20 SUPERFIN, G. G., and TIMENCHIK, R. D. “Pis’ma A. A. Akhmatovoi k V. Ia. Briusovu” [Letters from A. A. Akhmatova to V. Ia. Briusov]. Zapiski Otdela rukopisei (Moscow), Gosudarstvennaia ordena Lenina biblioteka SSSR imeni V. I. Lenina, no. 33: 272—79.
In Russian. Quotes various archival fragments (p. 274) relating to Akhmatova’s readings of her verse at the tower. A letter from M. M. Zamiatina to V. K. Shvarsalon dated 16 June 1910 describes Akhmatova’s visit with Gumilev to the tower on 13 June 1910 and Ivanov’s rather cold reaction to her poetry reading. On 11 March 1911 Akhmatova sends a note to Chulkov requesting that she be admitted to the Poetic academy through Ivanov. F. Fidler records in his diary a later poetry reading held on 14 March 1911. The same evening is described in a letter from V. K. Shvarsalon to M. A. Borodaevskaia. Reprinted with slight changes: 1974.10.

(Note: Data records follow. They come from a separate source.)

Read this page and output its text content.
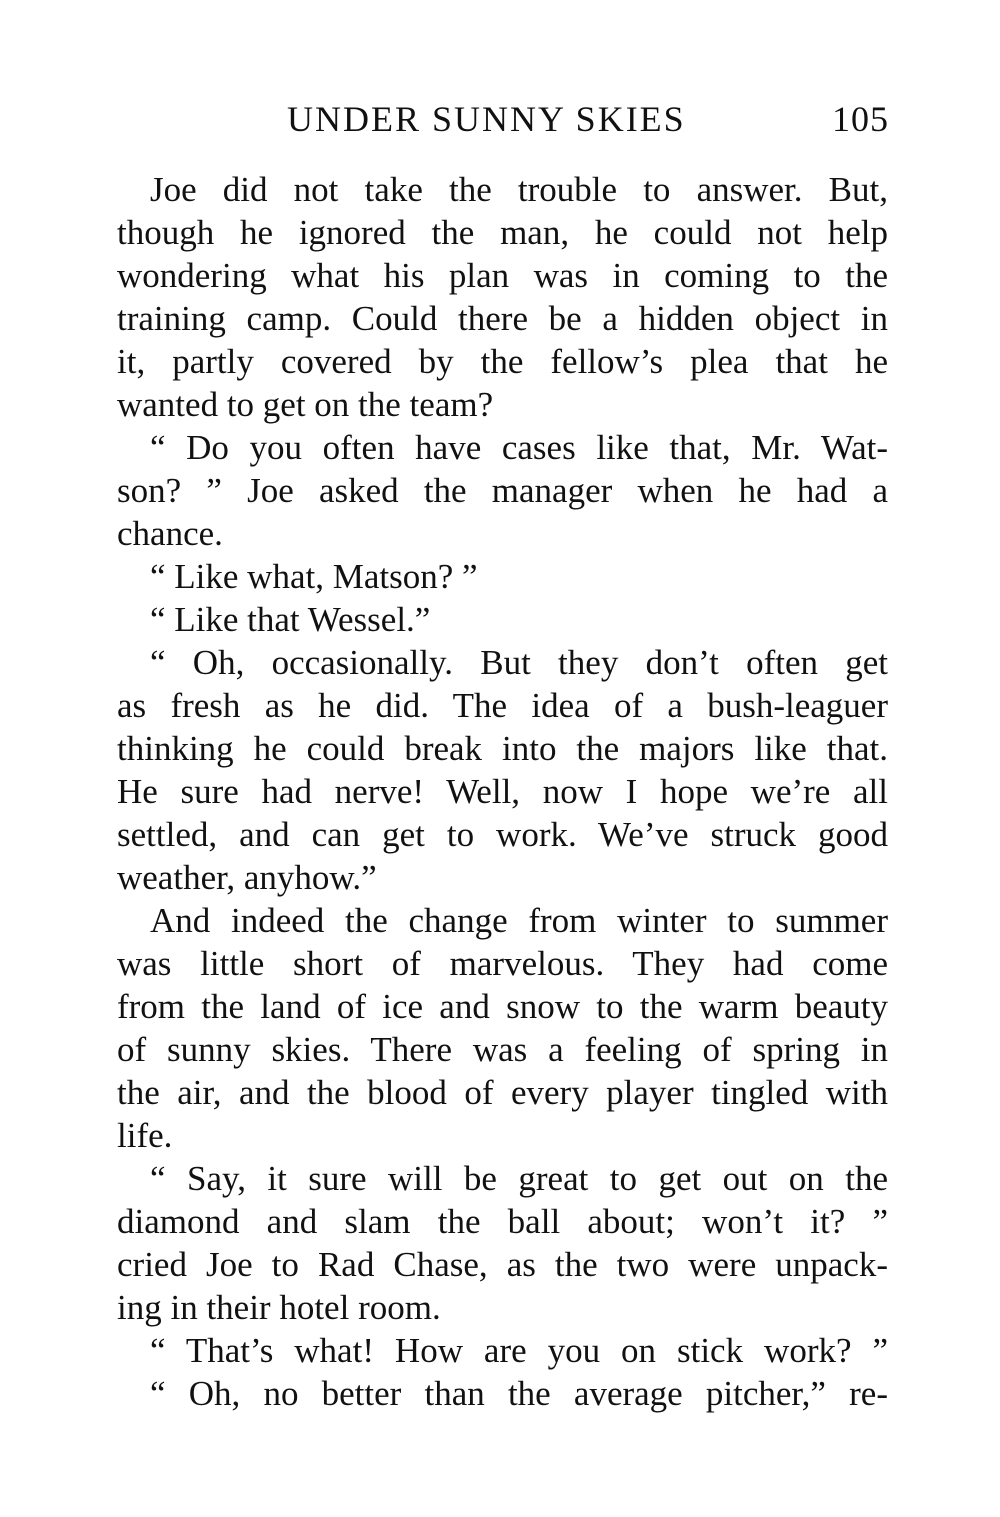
UNDER SUNNY SKIES	105
Joe did not take the trouble to answer. But,
though he ignored the man, he could not help
wondering what his plan was in coming to the
training camp. Could there be a hidden object in
it, partly covered by the fellow’s plea that he
wanted to get on the team?
“ Do you often have cases like that, Mr. Wat-
son? ” Joe asked the manager when he had a
chance.
“ Like what, Matson? ”
“ Like that Wessel.”
“ Oh, occasionally. But they don’t often get
as fresh as he did. The idea of a bush-leaguer
thinking he could break into the majors like that.
He sure had nerve! Well, now I hope we’re all
settled, and can get to work. We’ve struck good
weather, anyhow.”
And indeed the change from winter to summer
was little short of marvelous. They had come
from the land of ice and snow to the warm beauty
of sunny skies. There was a feeling of spring in
the air, and the blood of every player tingled with
life.
“ Say, it sure will be great to get out on the
diamond and slam the ball about; won’t it? ”
cried Joe to Rad Chase, as the two were unpack-
ing in their hotel room.
“ That’s what! How are you on stick work? ”
“ Oh, no better than the average pitcher,” re-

21 SUPERFIN, G. “Tri zametki o Bloke” [Three notes on Blok]. In Quinquagenario: Sbornik statei molodykh filologov k 50-letiiu prof. Iu. M. Lotmana [Quinquagenario: An anthology of essays by young philologists to mark the fiftieth birthday of Prof. Iu. M. Lotman]. Edited by A. Mal’ts, E. Dushechkina, and A. Belousov. Tartu: Tartuskii gosudarstvennyi universitet, 202—08.
In Russian. Corrects an earlier error in identifying and publishing the text of two notes exchanged by Ivanov and Blok on 19 January 1911 at a meeting of the Religious-Philosophical Society dedicated to the memory of V. Solov’ev. The notes relate to the project of a new journal. For further materials on the correspondence of Ivanov and Blok, see Bel’kind, 1972.3; Orlov, 1975.11, 1979.14; Kotrelev, 1982.13; Gerasimov, 1987.8; Lavrov, 1989.39.